Seidelmann 24

Development
- Designer: Bob Seidelmann Bruce Kirby W. Ross
- Location: United States
- Year: 1981
- No. built: 38
- Builders: Seidelmann Yachts Paceship Yachts
- Role: Racer-Cruiser
- Name: Seidelmann 24

Boat
- Displacement: 3,000 lb (1,361 kg)
- Draft: 4.40 ft (1.34 m) with centerboard down

Hull
- Type: monohull
- Construction: fiberglass
- LOA: 24.18 ft (7.37 m)
- LWL: 20.50 ft (6.25 m)
- Beam: 8.00 ft (2.44 m)
- Engine: outboard motor

Hull appendages
- Keel: stub keel and centerboard
- Ballast: 1,100 lb (499 kg)
- Rudder: transom-mounted rudder

Rig
- Rig type: Bermuda rig
- I foretriangle height: 27.00 ft (8.23 m)
- J foretriangle base: 10.00 ft (3.05 m)
- P mainsail luff: 27.00 ft (8.23 m)
- E mainsail foot: 9.80 ft (2.99 m)

Sails
- Sailplan: fractional rigged sloop
- Mainsail area: 132.30 sq ft (12.291 m^{2})
- Jib/genoa area: 135.00 sq ft (12.542 m^{2})
- Total sail area: 267.30 sq ft (24.833 m^{2})

= Seidelmann 24 =

1980s US recreational keelboat

The Seidelmann 24, sometimes called the Seidelmann 24-1, is a recreational keelboat built by Seidelmann Yachts in the United States, starting in 1981. A total of 38 boats were completed, but it is now out of production.

==Design==
Designed by Bob Seidelmann, Bruce Kirby and W. Ross, the Seidelmann 24 is built predominantly of fiberglass, with wood trim. It has a fractional sloop rig, a raked stem, a reverse transom, a transom-hung rudder controlled by a tiller and a fixed stub keel and retractable centerboard. It displaces 3000 lb and carries 1100 lb of ballast.

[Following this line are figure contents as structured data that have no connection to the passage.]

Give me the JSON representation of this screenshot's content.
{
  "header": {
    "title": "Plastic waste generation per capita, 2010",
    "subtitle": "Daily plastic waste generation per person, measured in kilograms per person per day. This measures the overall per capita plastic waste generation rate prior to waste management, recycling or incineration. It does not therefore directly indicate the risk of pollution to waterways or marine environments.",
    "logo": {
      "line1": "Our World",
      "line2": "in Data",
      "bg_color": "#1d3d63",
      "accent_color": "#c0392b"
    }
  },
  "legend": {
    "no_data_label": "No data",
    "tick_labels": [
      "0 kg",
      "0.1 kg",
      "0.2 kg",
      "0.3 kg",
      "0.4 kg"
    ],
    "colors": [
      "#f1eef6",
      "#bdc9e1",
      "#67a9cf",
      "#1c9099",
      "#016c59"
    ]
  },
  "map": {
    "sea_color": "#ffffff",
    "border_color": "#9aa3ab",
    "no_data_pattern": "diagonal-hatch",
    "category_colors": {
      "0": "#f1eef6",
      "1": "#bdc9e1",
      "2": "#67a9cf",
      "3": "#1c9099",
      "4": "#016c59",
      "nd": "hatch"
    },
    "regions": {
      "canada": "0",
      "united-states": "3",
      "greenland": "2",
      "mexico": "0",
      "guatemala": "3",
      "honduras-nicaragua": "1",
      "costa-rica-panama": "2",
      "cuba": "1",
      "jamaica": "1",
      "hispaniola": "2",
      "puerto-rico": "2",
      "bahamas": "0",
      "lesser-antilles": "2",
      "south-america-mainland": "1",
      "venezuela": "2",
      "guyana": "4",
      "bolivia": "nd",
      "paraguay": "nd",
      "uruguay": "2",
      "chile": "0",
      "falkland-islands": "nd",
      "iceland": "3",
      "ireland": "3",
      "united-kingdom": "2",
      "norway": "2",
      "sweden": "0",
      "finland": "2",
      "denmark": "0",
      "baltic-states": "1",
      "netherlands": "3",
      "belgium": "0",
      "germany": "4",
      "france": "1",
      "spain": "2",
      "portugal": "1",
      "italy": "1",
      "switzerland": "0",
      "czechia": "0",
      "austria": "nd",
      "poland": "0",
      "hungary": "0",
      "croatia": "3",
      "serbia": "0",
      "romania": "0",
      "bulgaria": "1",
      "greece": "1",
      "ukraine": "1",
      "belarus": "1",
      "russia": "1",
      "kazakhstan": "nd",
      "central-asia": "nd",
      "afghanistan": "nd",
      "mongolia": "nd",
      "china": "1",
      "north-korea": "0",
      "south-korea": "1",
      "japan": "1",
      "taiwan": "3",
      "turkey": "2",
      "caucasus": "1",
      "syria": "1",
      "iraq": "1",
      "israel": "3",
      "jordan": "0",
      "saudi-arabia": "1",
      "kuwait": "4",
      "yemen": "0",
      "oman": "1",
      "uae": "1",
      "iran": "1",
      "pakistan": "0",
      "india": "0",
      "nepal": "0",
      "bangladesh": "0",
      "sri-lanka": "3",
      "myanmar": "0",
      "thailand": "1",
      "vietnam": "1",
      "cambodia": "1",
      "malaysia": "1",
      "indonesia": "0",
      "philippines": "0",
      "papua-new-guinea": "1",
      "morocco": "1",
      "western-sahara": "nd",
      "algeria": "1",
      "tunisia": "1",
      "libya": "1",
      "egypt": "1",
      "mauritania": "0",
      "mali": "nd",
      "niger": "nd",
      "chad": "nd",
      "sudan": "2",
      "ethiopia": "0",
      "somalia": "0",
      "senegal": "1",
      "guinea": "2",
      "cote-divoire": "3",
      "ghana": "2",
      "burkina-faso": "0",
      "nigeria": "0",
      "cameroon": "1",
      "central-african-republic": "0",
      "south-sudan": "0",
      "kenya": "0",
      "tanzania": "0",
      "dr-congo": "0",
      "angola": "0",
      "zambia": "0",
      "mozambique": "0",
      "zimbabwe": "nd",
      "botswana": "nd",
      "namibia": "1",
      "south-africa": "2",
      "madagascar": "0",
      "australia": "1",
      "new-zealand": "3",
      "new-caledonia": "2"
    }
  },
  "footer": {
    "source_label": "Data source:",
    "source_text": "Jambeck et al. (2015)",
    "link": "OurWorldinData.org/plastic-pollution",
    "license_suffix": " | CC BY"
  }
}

The boat has a draft of 4.40 ft with the centerboard extended and 1.90 ft with it retracted, allowing operation in shallow water or ground transportation on a trailer. The boat is normally fitted with a small outboard motor for docking and maneuvering.

The design has sleeping accommodation for four people, with a double "V"-berth in and two settee berths around a removable table. The galley is located amidships on the port side and is equipped with a two-burner alcohol-fired stove, a portable icebox and a stainless steel sink. The cabin sole is made from teak and holly.

The design has a hull speed of 6.07 kn.